# Mountain Heather Northern Rockies



## justin (Jun 16, 2007)

i was building/repairing trails through those fields this summer in the selway wilderness and thinking about the same thing, although i can not imagine a mule would let you put a hive anywhere near it. i have heard lots of horror stories about sweaty horses and bees. the only way i could see bieng feasable would be in one of the areas that is very high elevation and not wilderness. glacier park, or west yellowstone perhaps, out my way there are the roads that cross the divide out of superior. you'd have to have a very good solar bear fence. let us know if you are going to try it. justin


----------



## elkridge (Jan 13, 2010)

Justin, good to hear from you. I worked on a trail crew out of Moose Creek Ranger Station a couple years back and was a Wilderness Ranger in the Anaconda Pintler Wilderness last season. I will keep you posted on the idea. Ideally it'd be nice to find someone with private property within bee range of heather in bloom. I was thinking of building up some nucs this spring on the early stuff (spurge into snowberry) and then trying it. Ideally somewhere you could pull up a trailer and let them stay for the flow, but what if you designed a hive body that could fit in a manty, then barrel hitch onto a decker pack saddle. If the bees where mantied up at sundown in breathable canvas mantys and then packed in on a full moon? I hear they used to do this in Italy and I saw a nice picture in the American Bee Journal last year of someone packing bees on a mule in France. Much easier said than done...but wow...all those sunny blooming days in the wilderness...its all I can think of when I'm out there.


----------



## justin (Jun 16, 2007)

we packed 220 pounds of c4 in on a mule this year. i was sweating. now i can think of a few spots where it would work. all you need is a forest service green trailer and you can park it lots of places. i like the clover/knapweed honey in the bottom of the valley just fine.


----------



## pieter1 (Dec 21, 2009)

elkridge said:


> From what I hear, Heather honey is rather famous in Europe, (the honey of Royalty).
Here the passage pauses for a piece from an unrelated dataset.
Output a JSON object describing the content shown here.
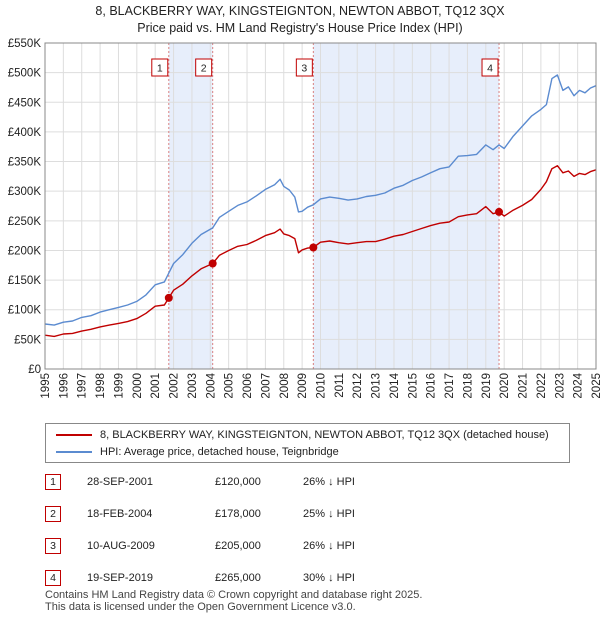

I live in Montana and I've come across valleys full (ares and acres) of Pink Mountain Heather, Phyllodoce empetriformis, and some white varieties of white heather. Has anyone heard of this North American heather variety being used as a honey crop? It only blooms in remote alpine regions, though its bloom time seems to last a good couple of weeks. I have thought it would be neat to pack in a few hives on a mule team and set up a remote apiary with a bear fence and see if they'd make some rare North American heather honey. Any advice would be appreciated. Most of these areas are Wilderness/Roadless Federal land, I also don't know what the Federal Land Managers would think of this...they give out grazing permits for cattle---why not for bees?
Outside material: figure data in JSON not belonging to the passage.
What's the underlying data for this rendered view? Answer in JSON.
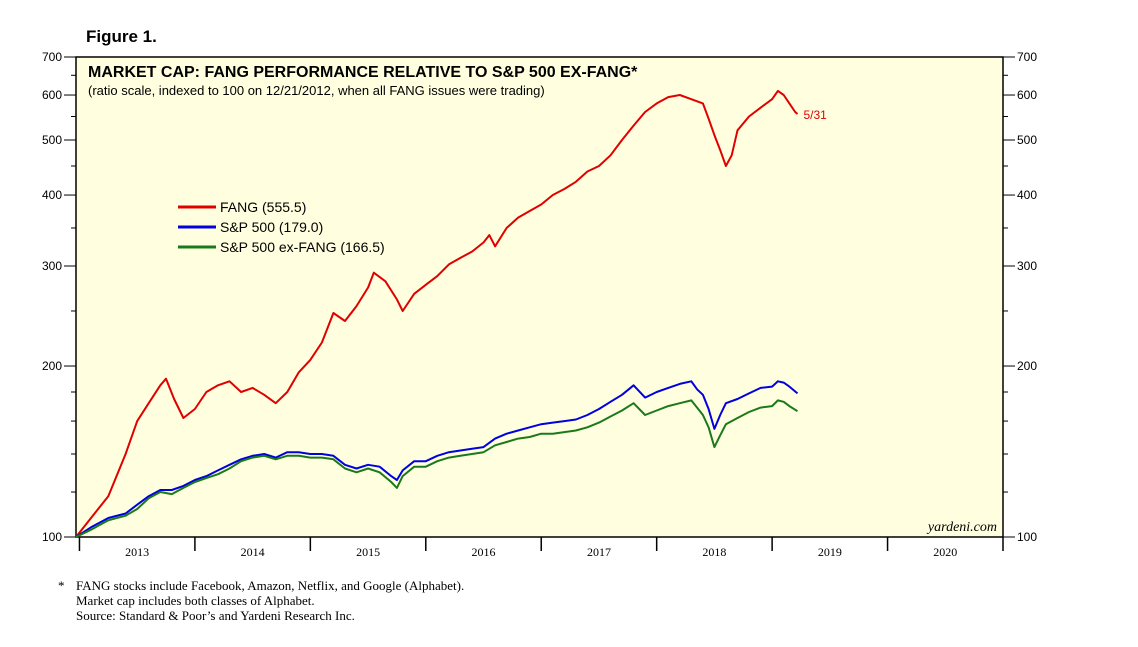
{
  "figure_label": "Figure 1.",
  "chart_data": {
    "type": "line",
    "title": "MARKET CAP: FANG PERFORMANCE RELATIVE TO S&P 500 EX-FANG*",
    "subtitle": "(ratio scale, indexed to 100 on 12/21/2012, when all FANG issues were trading)",
    "y_scale": "log",
    "ylim": [
      100,
      700
    ],
    "y_ticks": [
      100,
      200,
      300,
      400,
      500,
      600,
      700
    ],
    "y_tick_labels": [
      "100",
      "200",
      "300",
      "400",
      "500",
      "600",
      "700"
    ],
    "xlim": [
      2012.97,
      2021.0
    ],
    "x_year_labels": [
      "2013",
      "2014",
      "2015",
      "2016",
      "2017",
      "2018",
      "2019",
      "2020"
    ],
    "grid": false,
    "legend_position": "upper-left",
    "watermark": "yardeni.com",
    "end_annotation": "5/31",
    "series": [
      {
        "name": "FANG (555.5)",
        "color": "#e00000",
        "points": [
          [
            2012.97,
            100
          ],
          [
            2013.1,
            108
          ],
          [
            2013.25,
            118
          ],
          [
            2013.4,
            140
          ],
          [
            2013.5,
            160
          ],
          [
            2013.6,
            172
          ],
          [
            2013.7,
            185
          ],
          [
            2013.75,
            190
          ],
          [
            2013.82,
            175
          ],
          [
            2013.9,
            162
          ],
          [
            2014.0,
            168
          ],
          [
            2014.1,
            180
          ],
          [
            2014.2,
            185
          ],
          [
            2014.3,
            188
          ],
          [
            2014.4,
            180
          ],
          [
            2014.5,
            183
          ],
          [
            2014.6,
            178
          ],
          [
            2014.7,
            172
          ],
          [
            2014.8,
            180
          ],
          [
            2014.9,
            195
          ],
          [
            2015.0,
            205
          ],
          [
            2015.1,
            220
          ],
          [
            2015.2,
            248
          ],
          [
            2015.3,
            240
          ],
          [
            2015.4,
            255
          ],
          [
            2015.5,
            275
          ],
          [
            2015.55,
            292
          ],
          [
            2015.65,
            282
          ],
          [
            2015.75,
            262
          ],
          [
            2015.8,
            250
          ],
          [
            2015.9,
            268
          ],
          [
            2016.0,
            278
          ],
          [
            2016.1,
            288
          ],
          [
            2016.2,
            302
          ],
          [
            2016.3,
            310
          ],
          [
            2016.4,
            318
          ],
          [
            2016.5,
            330
          ],
          [
            2016.55,
            340
          ],
          [
            2016.6,
            325
          ],
          [
            2016.7,
            350
          ],
          [
            2016.8,
            365
          ],
          [
            2016.9,
            375
          ],
          [
            2017.0,
            385
          ],
          [
            2017.1,
            400
          ],
          [
            2017.2,
            410
          ],
          [
            2017.3,
            422
          ],
          [
            2017.4,
            440
          ],
          [
            2017.5,
            450
          ],
          [
            2017.6,
            470
          ],
          [
            2017.7,
            500
          ],
          [
            2017.8,
            530
          ],
          [
            2017.9,
            560
          ],
          [
            2018.0,
            580
          ],
          [
            2018.1,
            595
          ],
          [
            2018.2,
            600
          ],
          [
            2018.3,
            590
          ],
          [
            2018.4,
            580
          ],
          [
            2018.45,
            545
          ],
          [
            2018.5,
            510
          ],
          [
            2018.55,
            480
          ],
          [
            2018.6,
            450
          ],
          [
            2018.65,
            470
          ],
          [
            2018.7,
            520
          ],
          [
            2018.8,
            550
          ],
          [
            2018.9,
            570
          ],
          [
            2019.0,
            590
          ],
          [
            2019.05,
            610
          ],
          [
            2019.1,
            600
          ],
          [
            2019.15,
            580
          ],
          [
            2019.2,
            560
          ],
          [
            2019.22,
            555.5
          ]
        ]
      },
      {
        "name": "S&P 500 (179.0)",
        "color": "#0000e0",
        "points": [
          [
            2012.97,
            100
          ],
          [
            2013.1,
            104
          ],
          [
            2013.25,
            108
          ],
          [
            2013.4,
            110
          ],
          [
            2013.5,
            114
          ],
          [
            2013.6,
            118
          ],
          [
            2013.7,
            121
          ],
          [
            2013.8,
            121
          ],
          [
            2013.9,
            123
          ],
          [
            2014.0,
            126
          ],
          [
            2014.1,
            128
          ],
          [
            2014.2,
            131
          ],
          [
            2014.3,
            134
          ],
          [
            2014.4,
            137
          ],
          [
            2014.5,
            139
          ],
          [
            2014.6,
            140
          ],
          [
            2014.7,
            138
          ],
          [
            2014.8,
            141
          ],
          [
            2014.9,
            141
          ],
          [
            2015.0,
            140
          ],
          [
            2015.1,
            140
          ],
          [
            2015.2,
            139
          ],
          [
            2015.3,
            134
          ],
          [
            2015.4,
            132
          ],
          [
            2015.5,
            134
          ],
          [
            2015.6,
            133
          ],
          [
            2015.7,
            128
          ],
          [
            2015.75,
            126
          ],
          [
            2015.8,
            131
          ],
          [
            2015.9,
            136
          ],
          [
            2016.0,
            136
          ],
          [
            2016.1,
            139
          ],
          [
            2016.2,
            141
          ],
          [
            2016.3,
            142
          ],
          [
            2016.4,
            143
          ],
          [
            2016.5,
            144
          ],
          [
            2016.6,
            149
          ],
          [
            2016.7,
            152
          ],
          [
            2016.8,
            154
          ],
          [
            2016.9,
            156
          ],
          [
            2017.0,
            158
          ],
          [
            2017.1,
            159
          ],
          [
            2017.2,
            160
          ],
          [
            2017.3,
            161
          ],
          [
            2017.4,
            164
          ],
          [
            2017.5,
            168
          ],
          [
            2017.6,
            173
          ],
          [
            2017.7,
            178
          ],
          [
            2017.8,
            185
          ],
          [
            2017.9,
            176
          ],
          [
            2018.0,
            180
          ],
          [
            2018.1,
            183
          ],
          [
            2018.2,
            186
          ],
          [
            2018.3,
            188
          ],
          [
            2018.35,
            182
          ],
          [
            2018.4,
            178
          ],
          [
            2018.45,
            168
          ],
          [
            2018.5,
            155
          ],
          [
            2018.55,
            164
          ],
          [
            2018.6,
            172
          ],
          [
            2018.7,
            175
          ],
          [
            2018.8,
            179
          ],
          [
            2018.9,
            183
          ],
          [
            2019.0,
            184
          ],
          [
            2019.05,
            188
          ],
          [
            2019.1,
            187
          ],
          [
            2019.15,
            184
          ],
          [
            2019.22,
            179.0
          ]
        ]
      },
      {
        "name": "S&P 500 ex-FANG (166.5)",
        "color": "#1a7a1a",
        "points": [
          [
            2012.97,
            100
          ],
          [
            2013.1,
            103
          ],
          [
            2013.25,
            107
          ],
          [
            2013.4,
            109
          ],
          [
            2013.5,
            112
          ],
          [
            2013.6,
            117
          ],
          [
            2013.7,
            120
          ],
          [
            2013.8,
            119
          ],
          [
            2013.9,
            122
          ],
          [
            2014.0,
            125
          ],
          [
            2014.1,
            127
          ],
          [
            2014.2,
            129
          ],
          [
            2014.3,
            132
          ],
          [
            2014.4,
            136
          ],
          [
            2014.5,
            138
          ],
          [
            2014.6,
            139
          ],
          [
            2014.7,
            137
          ],
          [
            2014.8,
            139
          ],
          [
            2014.9,
            139
          ],
          [
            2015.0,
            138
          ],
          [
            2015.1,
            138
          ],
          [
            2015.2,
            137
          ],
          [
            2015.3,
            132
          ],
          [
            2015.4,
            130
          ],
          [
            2015.5,
            132
          ],
          [
            2015.6,
            130
          ],
          [
            2015.7,
            125
          ],
          [
            2015.75,
            122
          ],
          [
            2015.8,
            128
          ],
          [
            2015.9,
            133
          ],
          [
            2016.0,
            133
          ],
          [
            2016.1,
            136
          ],
          [
            2016.2,
            138
          ],
          [
            2016.3,
            139
          ],
          [
            2016.4,
            140
          ],
          [
            2016.5,
            141
          ],
          [
            2016.6,
            145
          ],
          [
            2016.7,
            147
          ],
          [
            2016.8,
            149
          ],
          [
            2016.9,
            150
          ],
          [
            2017.0,
            152
          ],
          [
            2017.1,
            152
          ],
          [
            2017.2,
            153
          ],
          [
            2017.3,
            154
          ],
          [
            2017.4,
            156
          ],
          [
            2017.5,
            159
          ],
          [
            2017.6,
            163
          ],
          [
            2017.7,
            167
          ],
          [
            2017.8,
            172
          ],
          [
            2017.9,
            164
          ],
          [
            2018.0,
            167
          ],
          [
            2018.1,
            170
          ],
          [
            2018.2,
            172
          ],
          [
            2018.3,
            174
          ],
          [
            2018.35,
            169
          ],
          [
            2018.4,
            164
          ],
          [
            2018.45,
            156
          ],
          [
            2018.5,
            144
          ],
          [
            2018.55,
            151
          ],
          [
            2018.6,
            158
          ],
          [
            2018.7,
            162
          ],
          [
            2018.8,
            166
          ],
          [
            2018.9,
            169
          ],
          [
            2019.0,
            170
          ],
          [
            2019.05,
            174
          ],
          [
            2019.1,
            173
          ],
          [
            2019.15,
            170
          ],
          [
            2019.22,
            166.5
          ]
        ]
      }
    ]
  },
  "footnote": {
    "marker": "*",
    "lines": [
      "FANG stocks include Facebook, Amazon, Netflix, and Google (Alphabet).",
      "Market cap includes both classes of Alphabet.",
      "Source: Standard & Poor’s and Yardeni Research Inc."
    ]
  }
}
Here in the Netherlands heather honey honey is the most expensive kind of honey. And it's produced on quite a large scale. Heather is on of the last remaining natural monofloral honeycrop. The majority of the honeycrop in The Netherlands is cultivated.
Maybe the following link might be useful to you:
Heatherhoney


----------



## Ben Brewcat (Oct 27, 2004)

pieter1 said:


> Maybe the following link might be useful to you:
> Heatherhoney


Wow, it's a pity there aren't any really detailed resources on the 'net about varietal heather crops ! These cats are really into heather honey history! I've often fantasized about backcountrying some colonies down South here, but it's mostly sage and then the spring wildflower blooms. Probably not worth the (I'm sure extensive) effort.


----------



## elkridge (Jan 13, 2010)

Thanks for the link guys. I'll keep you posted on this adventure.


----------



## Mtn. Bee (Nov 10, 2009)

I am right on the other side of the divide out of Superior, I will meet you at the divide with my bees. 
Sounds like a good plan, except for the mule!


----------